We only went about a quarter mile down the road where we stopped and got diesel at a local Chevron station. The station canopy said the height was 12’ 4”.  Since the coach is 12’ high, I didn’t want to take a chance on scrapping it,  so I dumped the air bags which dropped the coach height about 6”.

The only real problem I had is one I’ve had before. Slow fuel pumps. It took about 20 minutes to take on 115 gallons.

Finally we got back on the road and headed toward Cle Elum, WA, 195 miles away, our stop for the night.
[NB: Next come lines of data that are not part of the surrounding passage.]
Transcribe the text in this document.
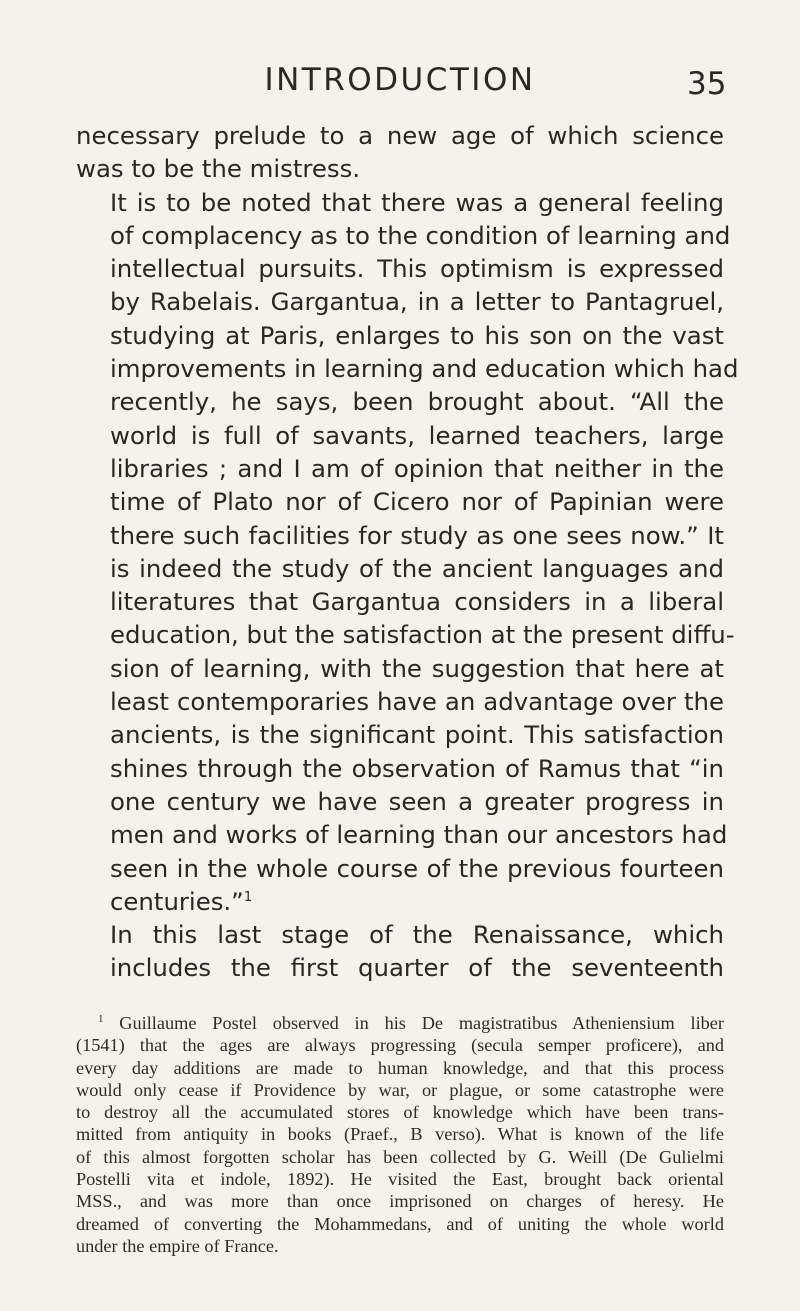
INTRODUCTION	35

necessary prelude to a new age of which science
was to be the mistress.

It is to be noted that there was a general feeling
of complacency as to the condition of learning and
intellectual pursuits. This optimism is expressed
by Rabelais. Gargantua, in a letter to Pantagruel,
studying at Paris, enlarges to his son on the vast
improvements in learning and education which had
recently, he says, been brought about. “All the
world is full of savants, learned teachers, large
libraries ; and I am of opinion that neither in the
time of Plato nor of Cicero nor of Papinian were
there such facilities for study as one sees now.” It
is indeed the study of the ancient languages and
literatures that Gargantua considers in a liberal
education, but the satisfaction at the present diffu-
sion of learning, with the suggestion that here at
least contemporaries have an advantage over the
ancients, is the significant point. This satisfaction
shines through the observation of Ramus that “in
one century we have seen a greater progress in
men and works of learning than our ancestors had
seen in the whole course of the previous fourteen
centuries.”$^1$

In this last stage of the Renaissance, which
includes the first quarter of the seventeenth

$^1$ Guillaume Postel observed in his De magistratibus Atheniensium liber
(1541) that the ages are always progressing (secula semper proficere), and
every day additions are made to human knowledge, and that this process
would only cease if Providence by war, or plague, or some catastrophe were
to destroy all the accumulated stores of knowledge which have been trans-
mitted from antiquity in books (Praef., B verso). What is known of the life
of this almost forgotten scholar has been collected by G. Weill (De Gulielmi
Postelli vita et indole, 1892). He visited the East, brought back oriental
MSS., and was more than once imprisoned on charges of heresy. He
dreamed of converting the Mohammedans, and of uniting the whole world
under the empire of France.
About 11:30 am we stopped for lunch at the Super Buffet Chinese Buffet in Du Pont, WA, about 15 miles west of Tacoma. We saw their sign along the Interstate and decided to give it a try. We were just hoping we would be able find a place to park the rig. And we lucked up. We found a place right beside the restaurant.

And the buffet was really good. Maybe the best one since Yuma.

About 40 miles before Cle Elum we started seeing the mountains of Snoqualmie Pass, complete with a lot of snow.

SnoqualmiePass

We got into Whispering Pines RV Park in Cle Elum about 2:30 pm and got set up.

Well, everything got set up, except the satellite dish. There were a lot of trees and I just couldn’t get a good sight line.

So I gave up for a while, and about 3:45 pm we headed about 5 miles away to Roslyn, WA. .

Roslyn’s claim to fame is that it was the town of Cicely, AK in TV’s Northern Exposure.

And it’s all still there.

Ruth Anne’s store is still a store.

RuthAnnes

Dr. Joel Fleischman’s office is now a gift shop. We came here because Jan wanted to replace some of her Northern Exposure T-shirts that she wore out since we were here two years ago, in 2008.

JoelFleischman

And the iconic Roslyn Cafe is…still a cafe.

RoslynCafe

And of course, Chris’ KBHR studio, which still seems to be a TV show set.

KBHR

And the Brick is still the Brick, although it looks completely different inside from what it did on the show.

TheBrick

Northern Exposure Inside The Brick

We got back to the site about 4:45 and I started working on the satellite again. Finally I found a place about 50 feet out in front of the coach where I could get a signal through the trees.

Now Jan’s happy, so all’s right with the world.

Tomorrow we will head out for Coeur d” Alene, ID for a couple of days.


Thought For The Day:

If masks work, why don’t we just give masks to prisoners instead of releasing them.